A subsequence is a sequence taken from the original, where terms are selected in the order they appear.
For example, let $x_n = \frac{1}{n}$. Let's take a subsequence $x_{n_j}$ where we pick every other term, i.e.
$$ x_{n_j} = \left(1, \frac{1}{3}, \frac{1}{5}, \frac{1}{7}, \ldots \right) $$
Notice how these terms in the subsequence are taken in the order they appear.

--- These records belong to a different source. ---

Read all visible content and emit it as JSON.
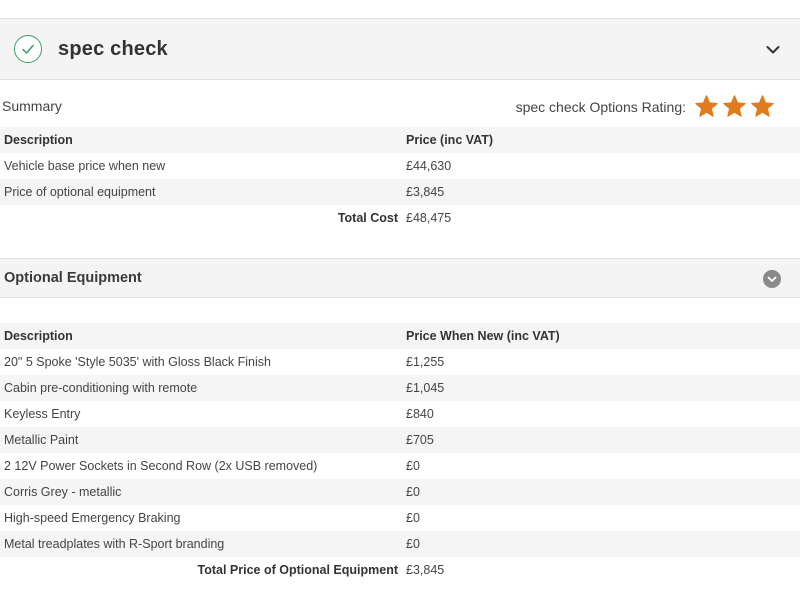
{
  "header": {
    "title": "spec check"
  },
  "summary": {
    "label": "Summary",
    "rating_label": "spec check Options Rating:",
    "rating_stars": 3,
    "rating_color": "#e07b1f",
    "table": {
      "col_description": "Description",
      "col_price": "Price (inc VAT)",
      "rows": [
        {
          "description": "Vehicle base price when new",
          "price": "£44,630"
        },
        {
          "description": "Price of optional equipment",
          "price": "£3,845"
        }
      ],
      "total_label": "Total Cost",
      "total_value": "£48,475"
    }
  },
  "optional_equipment": {
    "title": "Optional Equipment",
    "table": {
      "col_description": "Description",
      "col_price": "Price When New (inc VAT)",
      "rows": [
        {
          "description": "20\" 5 Spoke 'Style 5035' with Gloss Black Finish",
          "price": "£1,255"
        },
        {
          "description": "Cabin pre-conditioning with remote",
          "price": "£1,045"
        },
        {
          "description": "Keyless Entry",
          "price": "£840"
        },
        {
          "description": "Metallic Paint",
          "price": "£705"
        },
        {
          "description": "2 12V Power Sockets in Second Row (2x USB removed)",
          "price": "£0"
        },
        {
          "description": "Corris Grey - metallic",
          "price": "£0"
        },
        {
          "description": "High-speed Emergency Braking",
          "price": "£0"
        },
        {
          "description": "Metal treadplates with R-Sport branding",
          "price": "£0"
        }
      ],
      "total_label": "Total Price of Optional Equipment",
      "total_value": "£3,845"
    }
  }
}
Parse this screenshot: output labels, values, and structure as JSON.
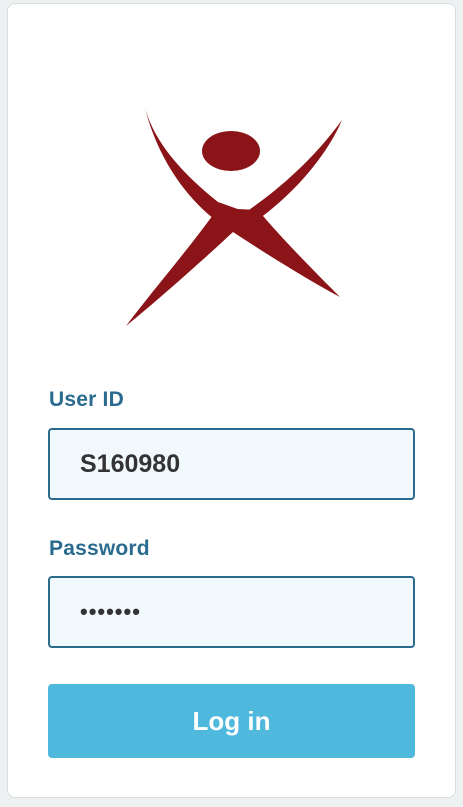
{
  "logo": {
    "icon": "person-x-logo",
    "color": "#8b1418"
  },
  "form": {
    "user_id_label": "User ID",
    "user_id_value": "S160980",
    "password_label": "Password",
    "password_value": "•••••••",
    "login_label": "Log in"
  },
  "colors": {
    "label": "#2a6b8f",
    "field_border": "#2a6b8f",
    "field_bg": "#f2f9fc",
    "button_bg": "#4fb8dd",
    "button_text": "#ffffff"
  }
}
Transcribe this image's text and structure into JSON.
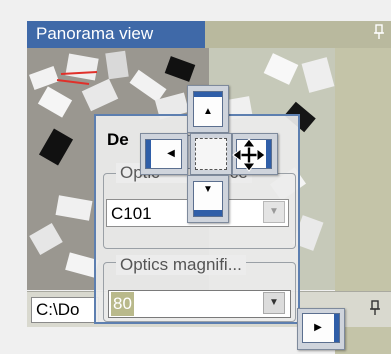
{
  "panorama": {
    "title": "Panorama view",
    "pin_glyph": "⬈"
  },
  "floating_panel": {
    "title_partial": "De",
    "group1_legend": "Optic",
    "group1_legend_tail": "ce",
    "combo1_value": "C101",
    "group2_legend": "Optics magnifi...",
    "combo2_value": "80"
  },
  "bottom": {
    "path_text": "C:\\Do",
    "pin_glyph": "⬈"
  },
  "icons": {
    "dock_up": "triangle-up",
    "dock_down": "triangle-down",
    "dock_left": "triangle-left",
    "dock_right": "triangle-right",
    "cursor": "move-cursor",
    "dropdown": "triangle-down"
  },
  "colors": {
    "title_active": "#3f69a8",
    "title_inactive": "#b9b99e",
    "guide_bar": "#2f5ea8",
    "selection": "#b9b98b"
  }
}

Consider a sequence $$a_1,a_2,a_3,a_4,a_5,a_6,a_7,a_8, \dots$$
Intuitively, we can create a subsequence by selecting an infinite amount of random terms of this sequence, and throwing what's left away. However, it is important that if we select $a_i$ and $a_j$ with $i <j$, then also $i < j$ in the subsequence. In other words: we keep the order of the elements in the original sequence.

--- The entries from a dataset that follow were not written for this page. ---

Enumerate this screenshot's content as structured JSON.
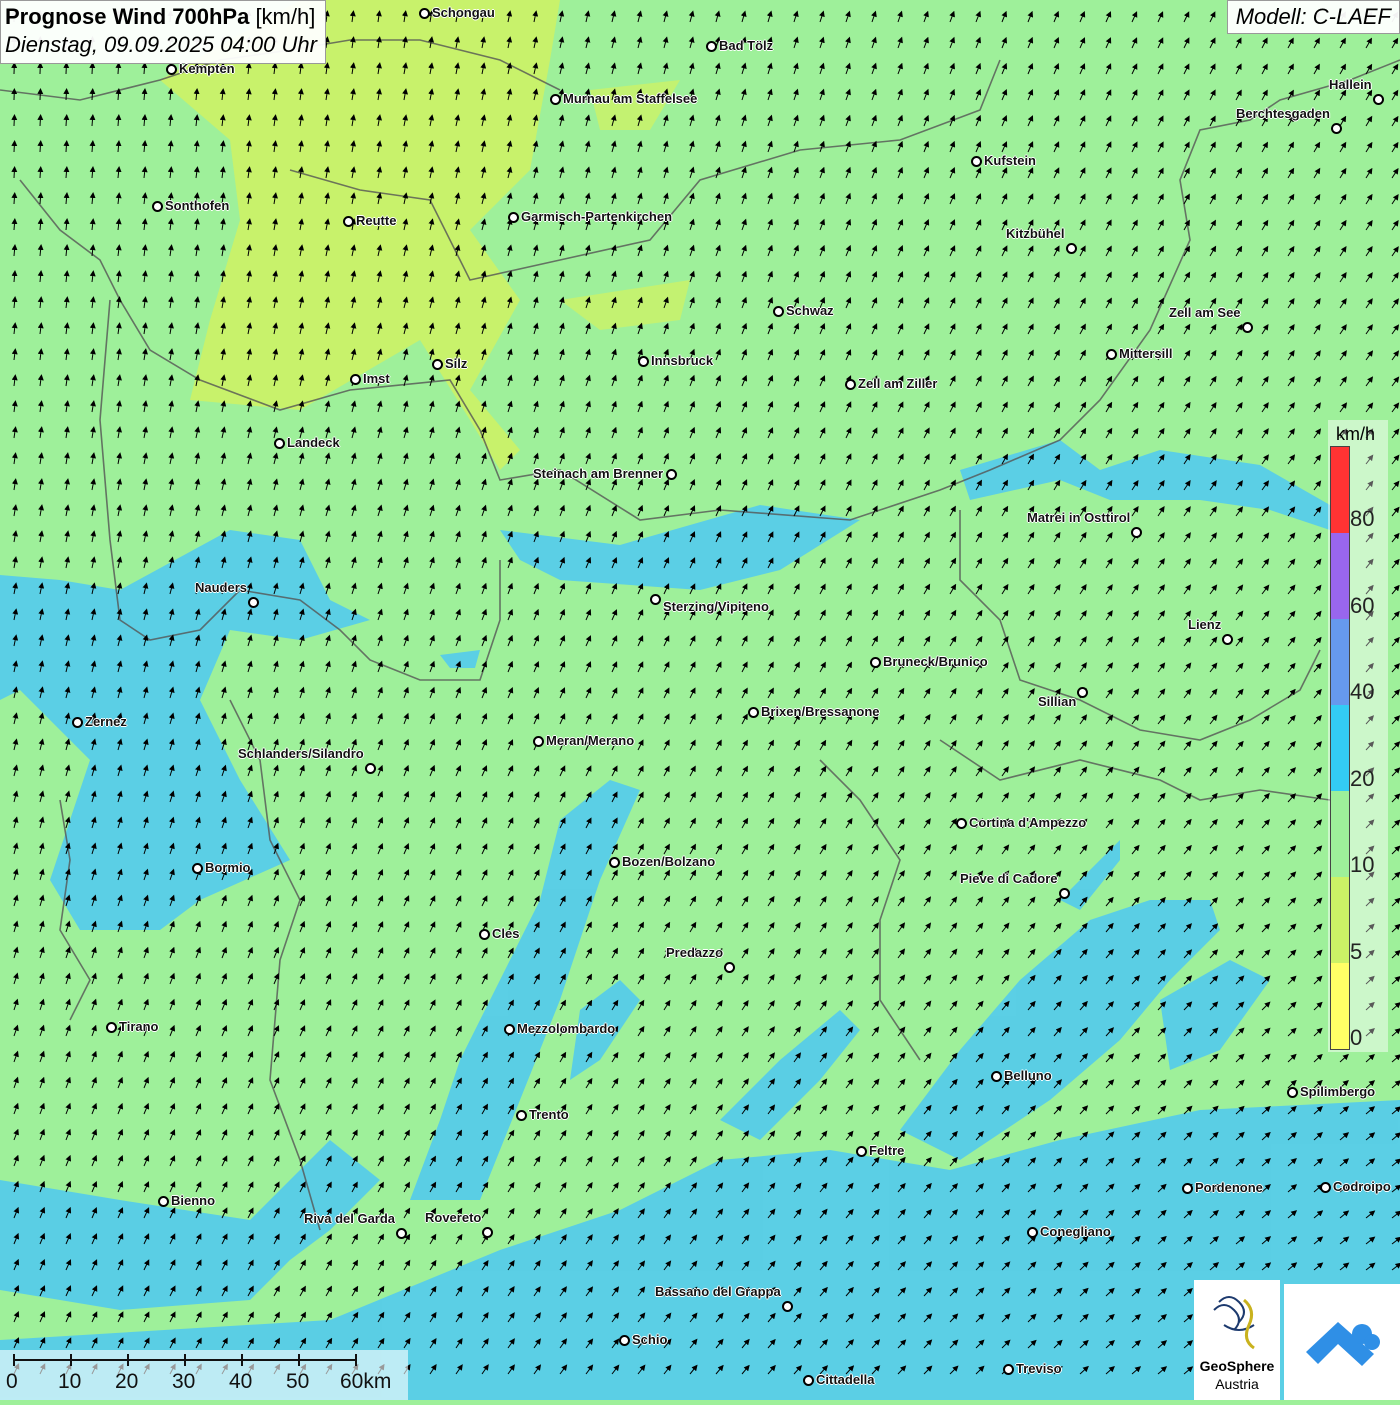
{
  "title": {
    "main": "Prognose Wind 700hPa",
    "unit": "[km/h]",
    "datetime": "Dienstag, 09.09.2025 04:00 Uhr"
  },
  "model": "Modell: C-LAEF",
  "legend": {
    "unit": "km/h",
    "labels": [
      "80",
      "60",
      "40",
      "20",
      "10",
      "5",
      "0"
    ],
    "colors": [
      "#ff3333",
      "#9966ee",
      "#6699ee",
      "#33ccf5",
      "#9ef09a",
      "#ccf266",
      "#ffff66"
    ]
  },
  "scale": {
    "ticks": [
      "0",
      "10",
      "20",
      "30",
      "40",
      "50",
      "60km"
    ]
  },
  "logo": {
    "brand_line1": "GeoSphere",
    "brand_line2": "Austria"
  },
  "cities": [
    {
      "name": "Schongau"
    },
    {
      "name": "Bad Tölz"
    },
    {
      "name": "Kempten"
    },
    {
      "name": "Murnau am Staffelsee"
    },
    {
      "name": "Hallein"
    },
    {
      "name": "Berchtesgaden"
    },
    {
      "name": "Kufstein"
    },
    {
      "name": "Sonthofen"
    },
    {
      "name": "Reutte"
    },
    {
      "name": "Garmisch-Partenkirchen"
    },
    {
      "name": "Kitzbühel"
    },
    {
      "name": "Schwaz"
    },
    {
      "name": "Zell am See"
    },
    {
      "name": "Mittersill"
    },
    {
      "name": "Innsbruck"
    },
    {
      "name": "Imst"
    },
    {
      "name": "Silz"
    },
    {
      "name": "Zell am Ziller"
    },
    {
      "name": "Landeck"
    },
    {
      "name": "Steinach am Brenner"
    },
    {
      "name": "Matrei in Osttirol"
    },
    {
      "name": "Nauders"
    },
    {
      "name": "Sterzing/Vipiteno"
    },
    {
      "name": "Lienz"
    },
    {
      "name": "Bruneck/Brunico"
    },
    {
      "name": "Sillian"
    },
    {
      "name": "Zernez"
    },
    {
      "name": "Brixen/Bressanone"
    },
    {
      "name": "Meran/Merano"
    },
    {
      "name": "Schlanders/Silandro"
    },
    {
      "name": "Cortina d'Ampezzo"
    },
    {
      "name": "Bormio"
    },
    {
      "name": "Bozen/Bolzano"
    },
    {
      "name": "Pieve di Cadore"
    },
    {
      "name": "Cles"
    },
    {
      "name": "Predazzo"
    },
    {
      "name": "Tirano"
    },
    {
      "name": "Mezzolombardo"
    },
    {
      "name": "Belluno"
    },
    {
      "name": "Spilimbergo"
    },
    {
      "name": "Trento"
    },
    {
      "name": "Feltre"
    },
    {
      "name": "Bienno"
    },
    {
      "name": "Pordenone"
    },
    {
      "name": "Codroipo"
    },
    {
      "name": "Riva del Garda"
    },
    {
      "name": "Rovereto"
    },
    {
      "name": "Conegliano"
    },
    {
      "name": "Bassano del Grappa"
    },
    {
      "name": "Schio"
    },
    {
      "name": "Treviso"
    },
    {
      "name": "Cittadella"
    }
  ]
}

For example, the sequence:
$$a_1,a_3,a_4,a_7, \dots$$ would be a subsequence of the sequence written earlier.
In this case, we can then find a strictly increasing function $k: \mathbb{N} \to \mathbb{N}$ such that $$1 \mapsto 1$$ $$2 \mapsto 3$$ $$3 \mapsto 4$$ $$4 \mapsto 7$$ $$\dots$$
and write $b_n = a_{k_{n}}$ to denote the subsequence .
The strictly increasing part is important to preserve the order of the elements as in the original sequence.

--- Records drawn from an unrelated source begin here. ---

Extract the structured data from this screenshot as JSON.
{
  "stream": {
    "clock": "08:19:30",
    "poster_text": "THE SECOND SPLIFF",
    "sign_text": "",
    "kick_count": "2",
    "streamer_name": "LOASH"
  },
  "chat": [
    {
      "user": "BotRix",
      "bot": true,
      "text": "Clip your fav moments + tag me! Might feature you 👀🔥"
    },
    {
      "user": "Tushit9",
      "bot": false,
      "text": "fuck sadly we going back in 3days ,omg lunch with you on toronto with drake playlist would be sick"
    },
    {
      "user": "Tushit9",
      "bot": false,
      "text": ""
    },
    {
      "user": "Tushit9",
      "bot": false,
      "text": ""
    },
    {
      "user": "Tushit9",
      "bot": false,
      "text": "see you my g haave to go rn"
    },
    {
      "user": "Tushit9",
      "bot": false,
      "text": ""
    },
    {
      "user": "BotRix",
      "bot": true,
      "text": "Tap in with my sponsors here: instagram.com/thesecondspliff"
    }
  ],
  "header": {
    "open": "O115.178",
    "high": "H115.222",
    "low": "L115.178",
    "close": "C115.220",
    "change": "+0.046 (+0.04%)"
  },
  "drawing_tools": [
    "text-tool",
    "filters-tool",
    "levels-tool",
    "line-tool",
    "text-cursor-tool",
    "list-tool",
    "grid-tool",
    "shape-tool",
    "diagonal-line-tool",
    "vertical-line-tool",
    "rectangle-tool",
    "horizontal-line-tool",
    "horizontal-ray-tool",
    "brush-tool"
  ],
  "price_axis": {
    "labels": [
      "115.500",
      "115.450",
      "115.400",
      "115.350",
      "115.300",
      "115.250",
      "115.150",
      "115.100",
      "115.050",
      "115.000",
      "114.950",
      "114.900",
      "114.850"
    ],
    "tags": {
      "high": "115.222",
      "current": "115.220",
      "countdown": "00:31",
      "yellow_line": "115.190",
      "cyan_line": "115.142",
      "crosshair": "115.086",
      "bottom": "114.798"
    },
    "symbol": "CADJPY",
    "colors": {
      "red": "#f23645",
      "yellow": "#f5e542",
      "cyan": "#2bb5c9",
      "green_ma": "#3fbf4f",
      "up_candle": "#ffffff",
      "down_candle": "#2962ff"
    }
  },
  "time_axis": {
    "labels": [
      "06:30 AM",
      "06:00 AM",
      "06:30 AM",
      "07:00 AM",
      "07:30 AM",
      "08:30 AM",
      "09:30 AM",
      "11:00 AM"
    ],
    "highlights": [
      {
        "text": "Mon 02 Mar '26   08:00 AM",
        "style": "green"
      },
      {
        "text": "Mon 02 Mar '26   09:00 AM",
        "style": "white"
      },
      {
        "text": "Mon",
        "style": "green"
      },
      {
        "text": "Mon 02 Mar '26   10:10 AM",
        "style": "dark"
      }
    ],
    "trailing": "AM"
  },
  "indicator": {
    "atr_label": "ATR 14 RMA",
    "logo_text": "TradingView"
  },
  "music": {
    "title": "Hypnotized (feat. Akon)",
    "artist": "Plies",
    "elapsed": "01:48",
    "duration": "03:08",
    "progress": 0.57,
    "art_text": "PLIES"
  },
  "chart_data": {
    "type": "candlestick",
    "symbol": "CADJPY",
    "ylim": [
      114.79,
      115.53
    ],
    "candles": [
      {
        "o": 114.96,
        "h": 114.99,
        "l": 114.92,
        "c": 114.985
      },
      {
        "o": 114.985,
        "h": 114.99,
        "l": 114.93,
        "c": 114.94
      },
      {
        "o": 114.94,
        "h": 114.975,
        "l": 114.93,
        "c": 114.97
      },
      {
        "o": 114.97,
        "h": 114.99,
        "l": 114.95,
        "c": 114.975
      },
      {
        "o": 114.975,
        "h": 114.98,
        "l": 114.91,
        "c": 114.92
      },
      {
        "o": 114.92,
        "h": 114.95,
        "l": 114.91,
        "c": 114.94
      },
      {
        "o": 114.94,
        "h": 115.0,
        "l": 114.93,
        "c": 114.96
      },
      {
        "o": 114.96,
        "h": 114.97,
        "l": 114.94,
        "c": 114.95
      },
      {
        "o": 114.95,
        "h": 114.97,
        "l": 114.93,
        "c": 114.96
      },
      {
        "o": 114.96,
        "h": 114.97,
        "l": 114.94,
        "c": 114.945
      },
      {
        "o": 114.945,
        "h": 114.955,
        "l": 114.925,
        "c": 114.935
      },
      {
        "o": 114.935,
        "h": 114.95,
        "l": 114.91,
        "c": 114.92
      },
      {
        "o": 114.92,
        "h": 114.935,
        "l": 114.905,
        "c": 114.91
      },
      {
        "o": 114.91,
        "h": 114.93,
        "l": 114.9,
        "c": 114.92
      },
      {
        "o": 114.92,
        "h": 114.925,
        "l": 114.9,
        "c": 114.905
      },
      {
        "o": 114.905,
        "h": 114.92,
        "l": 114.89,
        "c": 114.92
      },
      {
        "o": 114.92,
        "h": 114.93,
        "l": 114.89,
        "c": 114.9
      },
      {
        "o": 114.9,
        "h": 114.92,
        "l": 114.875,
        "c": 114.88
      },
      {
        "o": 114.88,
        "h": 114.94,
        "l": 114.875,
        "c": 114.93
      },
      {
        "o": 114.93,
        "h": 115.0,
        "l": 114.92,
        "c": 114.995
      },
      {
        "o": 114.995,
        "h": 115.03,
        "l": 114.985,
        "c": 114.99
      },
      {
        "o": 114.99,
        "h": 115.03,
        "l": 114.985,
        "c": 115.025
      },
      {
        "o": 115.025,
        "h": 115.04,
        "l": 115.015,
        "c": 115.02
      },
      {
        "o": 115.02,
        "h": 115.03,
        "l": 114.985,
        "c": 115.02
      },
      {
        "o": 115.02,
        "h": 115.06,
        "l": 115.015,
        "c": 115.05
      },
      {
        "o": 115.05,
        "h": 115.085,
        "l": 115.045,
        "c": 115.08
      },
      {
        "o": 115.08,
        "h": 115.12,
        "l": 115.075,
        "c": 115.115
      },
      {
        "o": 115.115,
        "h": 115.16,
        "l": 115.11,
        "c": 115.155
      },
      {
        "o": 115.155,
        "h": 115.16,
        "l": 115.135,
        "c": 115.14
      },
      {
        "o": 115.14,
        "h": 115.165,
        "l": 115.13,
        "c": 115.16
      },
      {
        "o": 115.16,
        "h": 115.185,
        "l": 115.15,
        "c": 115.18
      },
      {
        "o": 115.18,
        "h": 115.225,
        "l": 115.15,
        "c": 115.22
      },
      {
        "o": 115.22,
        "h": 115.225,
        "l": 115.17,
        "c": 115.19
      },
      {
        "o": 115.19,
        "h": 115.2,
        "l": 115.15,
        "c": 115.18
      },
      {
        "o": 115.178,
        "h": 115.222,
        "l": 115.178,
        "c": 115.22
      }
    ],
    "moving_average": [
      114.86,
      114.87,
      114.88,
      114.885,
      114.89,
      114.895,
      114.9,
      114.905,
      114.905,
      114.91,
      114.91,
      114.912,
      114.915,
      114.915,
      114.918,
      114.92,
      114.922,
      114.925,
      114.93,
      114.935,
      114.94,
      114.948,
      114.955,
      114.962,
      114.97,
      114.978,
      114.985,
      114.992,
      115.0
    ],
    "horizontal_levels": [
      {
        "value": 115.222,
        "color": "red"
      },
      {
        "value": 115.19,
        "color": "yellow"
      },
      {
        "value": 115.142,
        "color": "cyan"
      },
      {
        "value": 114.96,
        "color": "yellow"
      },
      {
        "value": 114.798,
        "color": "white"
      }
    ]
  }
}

This leads us to the following definition:
A sequence $(y_n)_n$ is subsequence of a function $(x_n)_n$ iff there exists a strictly increasing function $k: \mathbb{N} \to \mathbb{N}$ such that for all $n \in \mathbb{N}$, we have $y_n = x_{k(n)}$
you should not ask whether you can take just one element from the sequence once or not as $(1,1,1,1.....)$ is surely is not a subsequence of $(1,2,3,4,5.....)$ but $(1,1,1,1,1,1.....)$ is subsequence of $(-1,1,-1,1,-1,1.....)$. Hence you should consider your subsequence as if your original sequence is say $\{x(n)\}_{n=1}^\infty$ then your subsequence will be anything of the form $\{x(n_i)\}_{i=1}^\infty$ for some $n_1<n_2<n_3.....$.